Kidney Shot

"Internal bruises, external silence."

Stepping Down

Some wounds hit quietly, but break us just the same.

Kidney Shot uses kidney beans to evoke the unseen injuries we carry. The scattered forms drift in suspended color, like fragments from an impact we never fully recover from.

One image suggests surrender, the other resembles the aftermath of violence. Together, they speak to the moments we absorb more than we can bear, the near-misses and silent screams that go unnoticed.

What happens when pain has nowhere else to go? And how do we keep moving when every step forward feels like the last?

  • Kidney Shot lands quietly, but its impact is devastating. This two-part work mirrors a body under siege, struck where it hurts most but rarely shows. A reference to an illegal blow in boxing, the title sets the tone for an unseen wound, one that bleeds internally, quietly, and over time.

    In Stepping Down, we find a solitary figure on the edge: contemplative, disjointed, barely tethered. The composition evokes a moment before a final decision, the stillness before a fall. In Spray, the form becomes more volatile, fragmented, charged with action or impact. This is where the pain attacks back, where harm loops inward.

    Taken together, the diptych is not a spectacle of despair, it’s a revelation of the silence that precedes collapse. For those facing chronic illness, trauma, or addiction, this silence can feel like a permanent hum in the background. And when the body suffers long enough, the spirit begins to echo it.
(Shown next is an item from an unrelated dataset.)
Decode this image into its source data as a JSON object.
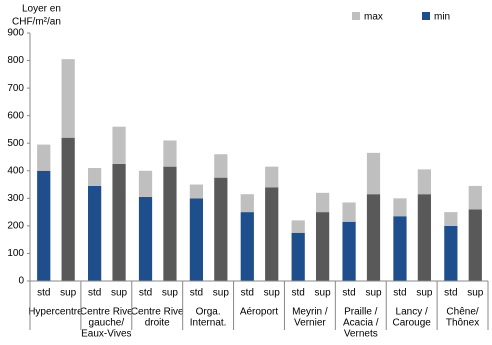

    Kidney Shot doesn’t offer resolution. Instead, it holds a space for the moment just before, the breath between bleeding and being seen.

  • Some pain doesn’t scream, it seeps. Hidden, internal, and slow. Like a kidney shot, it bypasses armor and lands where no one can see, but everything feels.
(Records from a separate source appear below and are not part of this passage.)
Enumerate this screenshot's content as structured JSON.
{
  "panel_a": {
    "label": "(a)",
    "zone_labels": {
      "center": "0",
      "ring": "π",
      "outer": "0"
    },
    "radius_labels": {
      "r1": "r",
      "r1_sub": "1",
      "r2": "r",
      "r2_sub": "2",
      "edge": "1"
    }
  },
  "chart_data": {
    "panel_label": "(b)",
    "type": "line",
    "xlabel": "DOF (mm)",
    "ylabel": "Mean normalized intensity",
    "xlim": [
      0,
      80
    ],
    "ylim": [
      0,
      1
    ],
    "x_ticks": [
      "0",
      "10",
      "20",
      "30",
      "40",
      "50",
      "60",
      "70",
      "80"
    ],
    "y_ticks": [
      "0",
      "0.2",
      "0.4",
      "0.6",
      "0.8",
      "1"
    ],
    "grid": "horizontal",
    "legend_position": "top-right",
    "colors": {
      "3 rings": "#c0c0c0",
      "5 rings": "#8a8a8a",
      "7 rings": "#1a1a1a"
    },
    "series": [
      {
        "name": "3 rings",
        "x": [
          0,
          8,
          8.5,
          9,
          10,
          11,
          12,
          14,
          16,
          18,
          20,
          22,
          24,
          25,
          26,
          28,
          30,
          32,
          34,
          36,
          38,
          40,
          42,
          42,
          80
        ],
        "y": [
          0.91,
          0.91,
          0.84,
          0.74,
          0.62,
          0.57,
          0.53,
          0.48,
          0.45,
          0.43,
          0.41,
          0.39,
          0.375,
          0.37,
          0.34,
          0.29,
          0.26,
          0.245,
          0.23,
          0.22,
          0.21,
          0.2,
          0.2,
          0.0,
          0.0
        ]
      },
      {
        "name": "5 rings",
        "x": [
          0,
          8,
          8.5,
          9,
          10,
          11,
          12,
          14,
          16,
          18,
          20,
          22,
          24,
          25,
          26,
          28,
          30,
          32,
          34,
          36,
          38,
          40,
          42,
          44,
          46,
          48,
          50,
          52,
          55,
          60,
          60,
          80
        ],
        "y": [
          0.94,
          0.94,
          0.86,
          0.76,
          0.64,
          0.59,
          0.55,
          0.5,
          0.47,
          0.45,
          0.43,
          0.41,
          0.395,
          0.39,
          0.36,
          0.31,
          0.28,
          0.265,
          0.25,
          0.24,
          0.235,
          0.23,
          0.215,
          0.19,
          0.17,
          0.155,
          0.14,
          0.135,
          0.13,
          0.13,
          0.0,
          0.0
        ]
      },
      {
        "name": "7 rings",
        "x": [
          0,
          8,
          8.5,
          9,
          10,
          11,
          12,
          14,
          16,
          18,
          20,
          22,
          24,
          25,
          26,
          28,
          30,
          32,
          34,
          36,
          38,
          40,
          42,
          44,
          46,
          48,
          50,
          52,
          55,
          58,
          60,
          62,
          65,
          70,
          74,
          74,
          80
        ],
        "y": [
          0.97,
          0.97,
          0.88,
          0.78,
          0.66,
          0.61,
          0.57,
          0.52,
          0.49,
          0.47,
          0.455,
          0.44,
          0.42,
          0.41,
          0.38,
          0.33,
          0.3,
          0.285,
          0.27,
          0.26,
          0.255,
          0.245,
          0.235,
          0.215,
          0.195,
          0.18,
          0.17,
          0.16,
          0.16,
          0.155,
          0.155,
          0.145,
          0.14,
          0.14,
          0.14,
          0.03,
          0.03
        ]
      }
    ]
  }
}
    There are moments when the weight feels unbearable. When the mind begins to whisper lies like, “Maybe it’s better if I’m not here.” But God is not absent in those shadows. He is present through the ache. Near to the crushed in spirit. Tender with those who have no strength left.

    “The Lord is close to the brokenhearted and saves those who are crushed in spirit.” Psalm 34:18

    “Cast all your anxiety on Him because He cares for you.” 1 Peter 5:7

    The world might overlook silent suffering, but God does not. He sees every internal wound. Every private collapse. And in Christ, there is not only comfort, but rescue.
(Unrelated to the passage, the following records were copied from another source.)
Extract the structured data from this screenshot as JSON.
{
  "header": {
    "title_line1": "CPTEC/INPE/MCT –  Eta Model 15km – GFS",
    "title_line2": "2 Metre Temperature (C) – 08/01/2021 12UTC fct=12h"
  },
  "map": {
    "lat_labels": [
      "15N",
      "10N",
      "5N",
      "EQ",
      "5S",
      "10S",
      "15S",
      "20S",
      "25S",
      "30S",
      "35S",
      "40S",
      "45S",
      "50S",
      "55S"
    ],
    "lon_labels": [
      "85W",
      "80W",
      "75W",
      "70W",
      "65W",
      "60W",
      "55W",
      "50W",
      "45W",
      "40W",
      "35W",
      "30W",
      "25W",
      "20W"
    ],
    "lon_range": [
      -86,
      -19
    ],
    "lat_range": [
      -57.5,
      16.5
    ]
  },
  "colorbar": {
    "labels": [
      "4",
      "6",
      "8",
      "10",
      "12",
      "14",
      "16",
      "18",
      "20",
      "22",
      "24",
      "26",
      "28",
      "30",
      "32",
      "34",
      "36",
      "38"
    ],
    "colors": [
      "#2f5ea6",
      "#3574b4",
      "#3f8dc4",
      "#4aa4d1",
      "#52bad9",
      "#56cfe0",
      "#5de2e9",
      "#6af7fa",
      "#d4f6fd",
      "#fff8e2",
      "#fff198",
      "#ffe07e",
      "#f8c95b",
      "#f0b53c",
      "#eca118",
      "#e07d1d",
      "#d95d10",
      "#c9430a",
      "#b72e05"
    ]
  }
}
    In Kidney Shot, we glimpse the spiritual war many face in silence. But faith reminds us: no hit is fatal when we are held by the One who already overcame death. There’s still breath in your lungs, which means there's still purpose in your life.

    Reflection Question

    When your pain feels hidden or too heavy, who can you call on today for help, for hope, for healing?

    Let that step be your defiance against the lie that you’re alone.